There is also, by the way, a hint that the trend of people having sex with whoever they want to have sex with, whenever, with very little thought for anyone else, especially their sex-partner, is a root cause of abject misery in any social class.
I am impressed by how well J.K. Rowling draws her characters, showing how their flaws are also their weaknesses. One is a social worker who uproots her life and her daughter's life in London to live in the same village as the man she thinks is her boyfriend. He is not really her boyfriend, and he doesn't even like her that much. He just liked knowing a woman in London he could have sex with occasionally, and he doesn't have the guts to tell her that. Both are to blame for the situation, although one might argue that the woman is even more blameworthy, for she didn't just uproot her home for her deluded fantasy of romance, she uprooted her daughter's, too. And in this she and her heroin-addled client are sisters under the skin.
The one weakness in the book is how J.K. seems to yell "See, see!" when comparing the illicit drug use of the miserable poor to the licit drug use of the middle class. But wine is a good thing and can be used in moderation; heroin is not and cannot.
The drinker in the book is a middle-aged woman whose business is on the rocks, and her husband doesn't really think this important. Always the sexy kind of woman who likes to make risque remarks, her libido goes a bit crazy and fixates on a boy band. Oddly, this is the only funny part of the book, and of course it is also sad although there is a liberating aspect to it, too.

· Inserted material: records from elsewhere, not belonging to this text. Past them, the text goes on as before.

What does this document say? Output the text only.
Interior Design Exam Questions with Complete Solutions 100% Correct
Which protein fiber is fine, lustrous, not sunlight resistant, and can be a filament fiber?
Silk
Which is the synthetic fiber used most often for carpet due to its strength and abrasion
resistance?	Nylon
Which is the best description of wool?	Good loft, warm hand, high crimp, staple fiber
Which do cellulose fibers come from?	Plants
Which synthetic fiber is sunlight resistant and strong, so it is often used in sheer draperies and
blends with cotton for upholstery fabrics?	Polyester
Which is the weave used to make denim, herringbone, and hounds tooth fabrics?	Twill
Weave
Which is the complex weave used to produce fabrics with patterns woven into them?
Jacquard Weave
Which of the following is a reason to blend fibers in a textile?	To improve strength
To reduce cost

So if you were thinking of reading The Casual Vacancy, go ahead and read it. I will warn you that there are sex scenes--albeit not sexy (in real life sex is not always sexy, which JKR points out)--bad language and a rape scene, which I skipped. It really is not for children.

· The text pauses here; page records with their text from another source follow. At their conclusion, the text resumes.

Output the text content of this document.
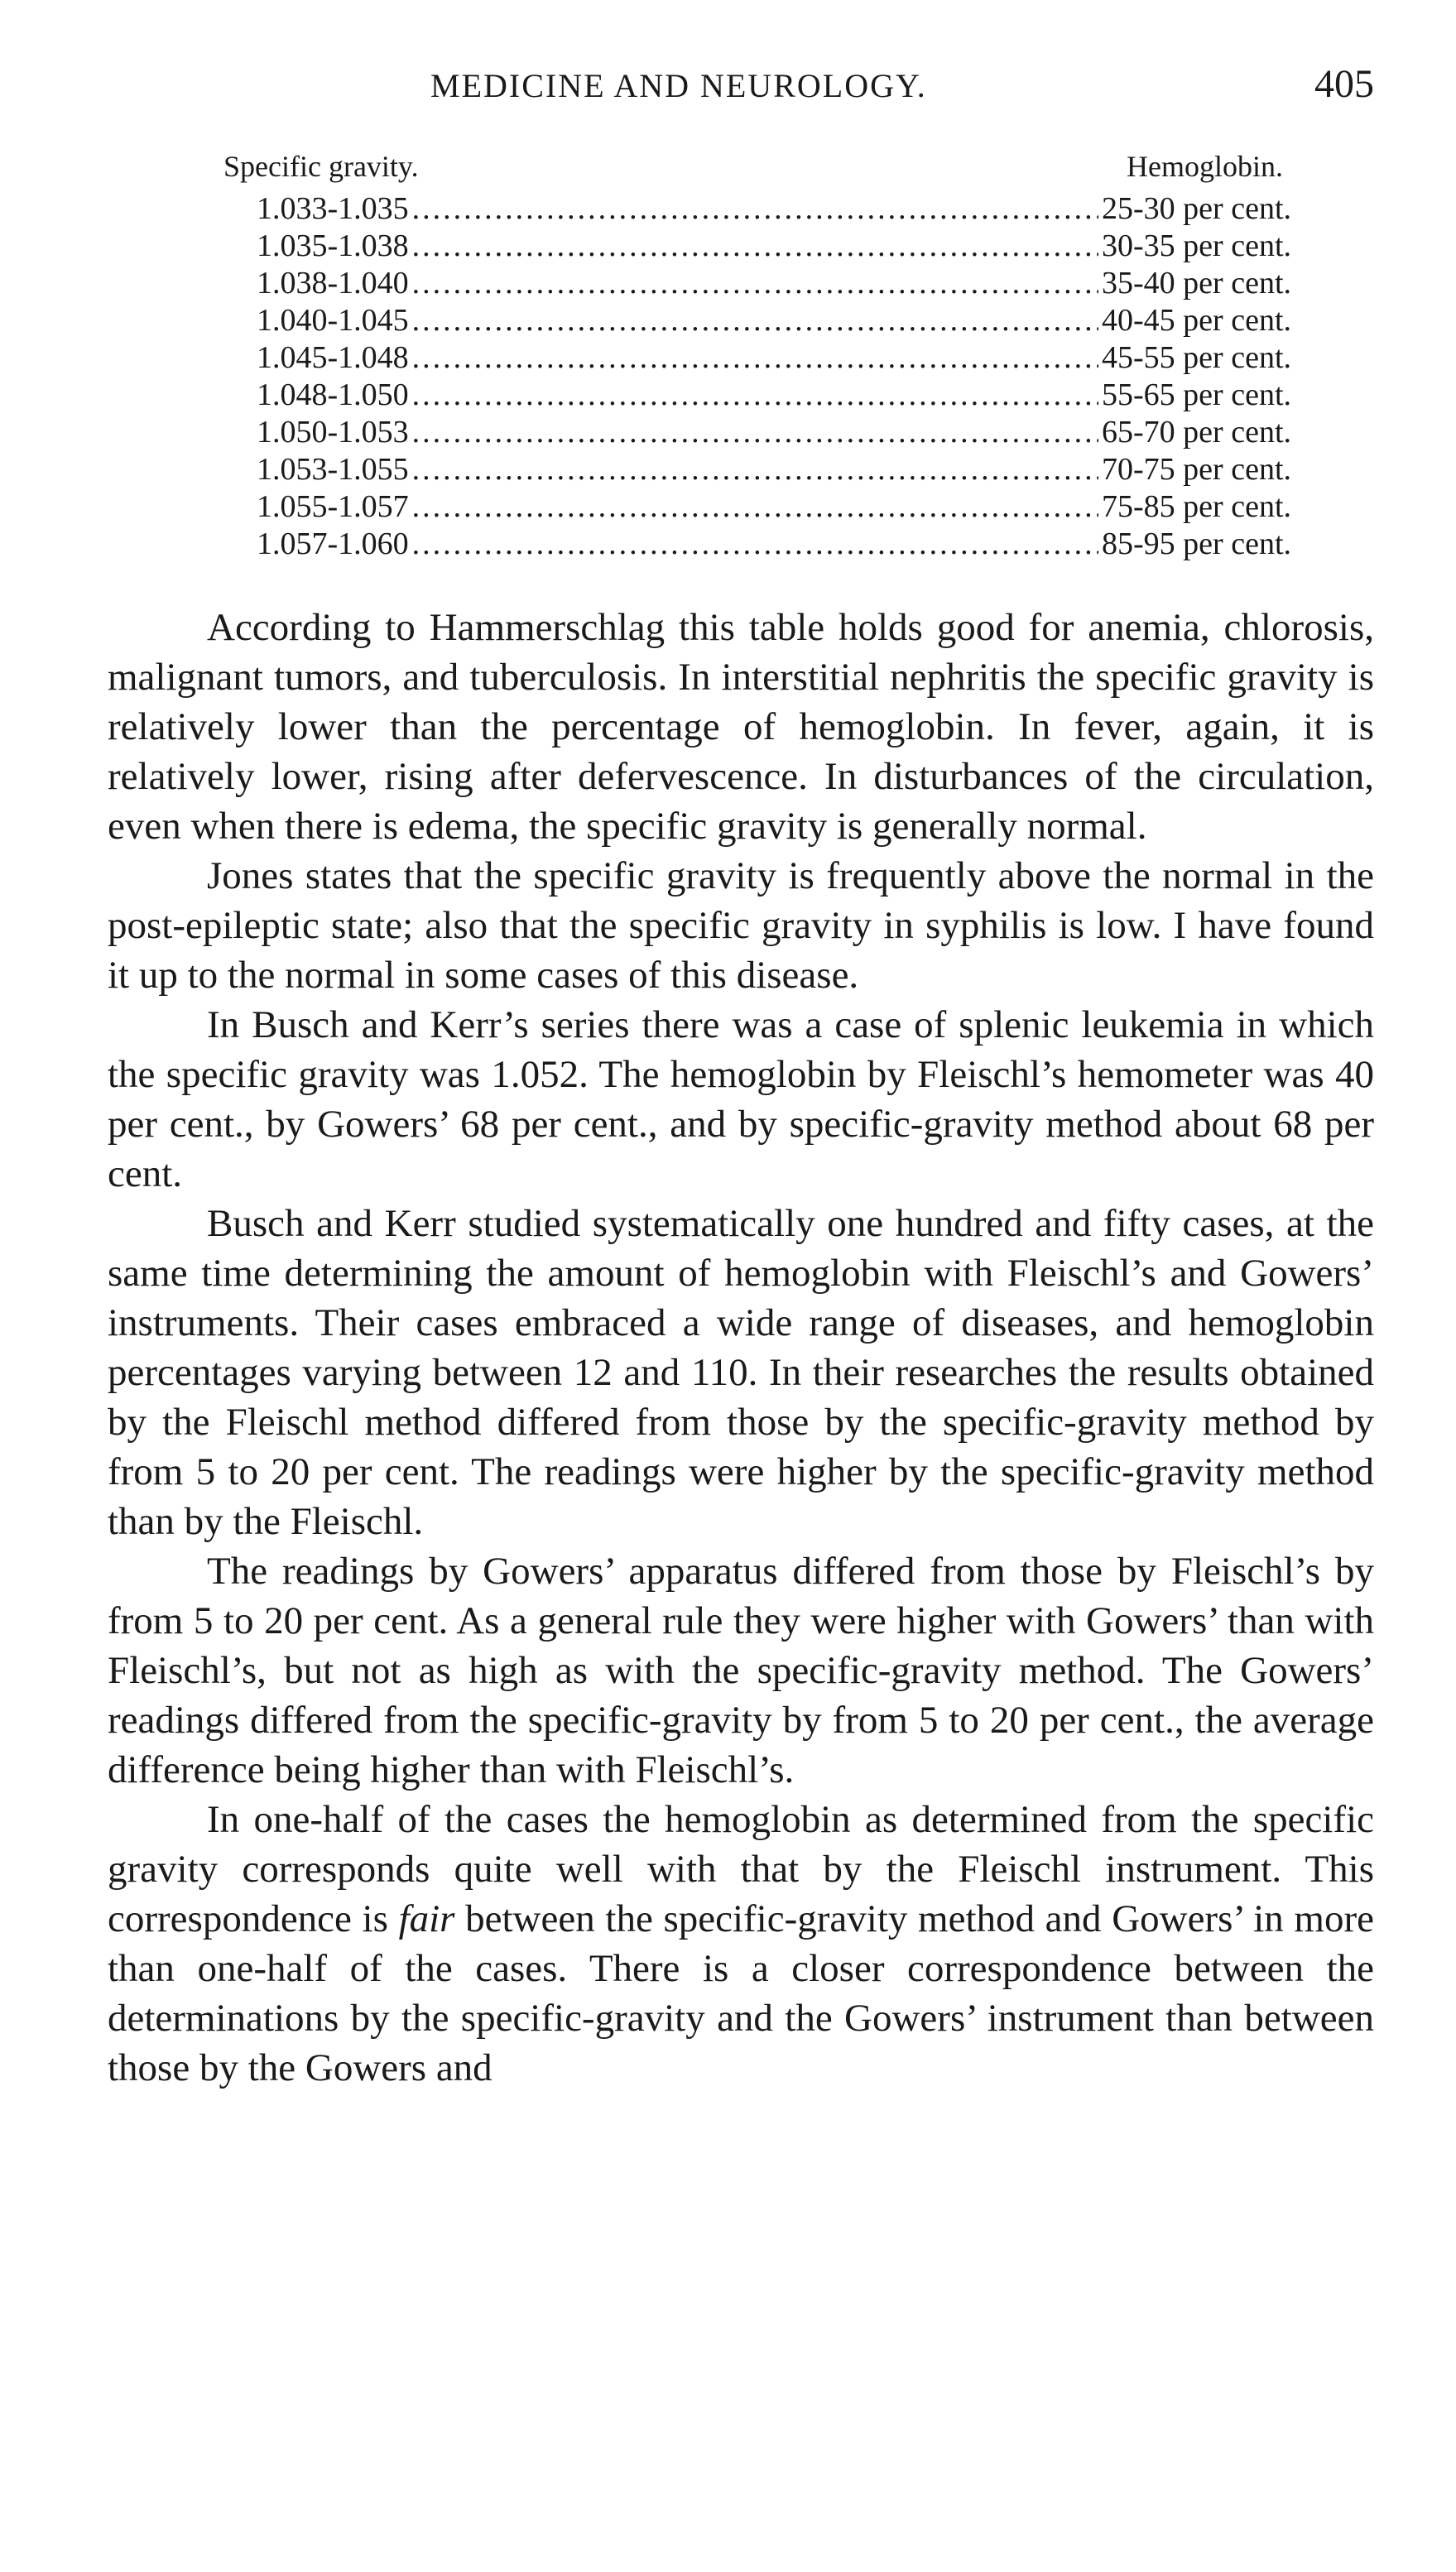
MEDICINE AND NEUROLOGY.	405
Specific gravity.	Hemoglobin.
1.033-1.035 .....	25-30 per cent.
1.035-1.038 .....	30-35 per cent.
1.038-1.040 .....	35-40 per cent.
1.040-1.045 .....	40-45 per cent.
1.045-1.048 .....	45-55 per cent.
1.048-1.050 .....	55-65 per cent.
1.050-1.053 .....	65-70 per cent.
1.053-1.055 .....	70-75 per cent.
1.055-1.057 .....	75-85 per cent.
1.057-1.060 .....	85-95 per cent.

According to Hammerschlag this table holds good for anemia, chlorosis, malignant tumors, and tuberculosis. In interstitial nephritis the specific gravity is relatively lower than the percentage of hemoglobin. In fever, again, it is relatively lower, rising after defervescence. In disturbances of the circulation, even when there is edema, the specific gravity is generally normal.

Jones states that the specific gravity is frequently above the normal in the post-epileptic state; also that the specific gravity in syphilis is low. I have found it up to the normal in some cases of this disease.

In Busch and Kerr’s series there was a case of splenic leukemia in which the specific gravity was 1.052. The hemoglobin by Fleischl’s hemometer was 40 per cent., by Gowers’ 68 per cent., and by specific-gravity method about 68 per cent.

Busch and Kerr studied systematically one hundred and fifty cases, at the same time determining the amount of hemoglobin with Fleischl’s and Gowers’ instruments. Their cases embraced a wide range of diseases, and hemoglobin percentages varying between 12 and 110. In their researches the results obtained by the Fleischl method differed from those by the specific-gravity method by from 5 to 20 per cent. The readings were higher by the specific-gravity method than by the Fleischl.

The readings by Gowers’ apparatus differed from those by Fleischl’s by from 5 to 20 per cent. As a general rule they were higher with Gowers’ than with Fleischl’s, but not as high as with the specific-gravity method. The Gowers’ readings differed from the specific-gravity by from 5 to 20 per cent., the average difference being higher than with Fleischl’s.

In one-half of the cases the hemoglobin as determined from the specific gravity corresponds quite well with that by the Fleischl instrument. This correspondence is fair between the specific-gravity method and Gowers’ in more than one-half of the cases. There is a closer correspondence between the determinations by the specific-gravity and the Gowers’ instrument than between those by the Gowers and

The author has chosen to highlight the difference between middle-class people and the very poor (in my town they are called "schemies", after "housing scheme") by reproducing the accent of the latter. This may lead you, the reader, to see the schemies as akin to alien creatures, and thus may undercut the author's praiseworthy attempt to present them as hurting human beings. Of course, one might argue that she is presenting their aesthetically horrible way of speaking as just one more degradation they suffer.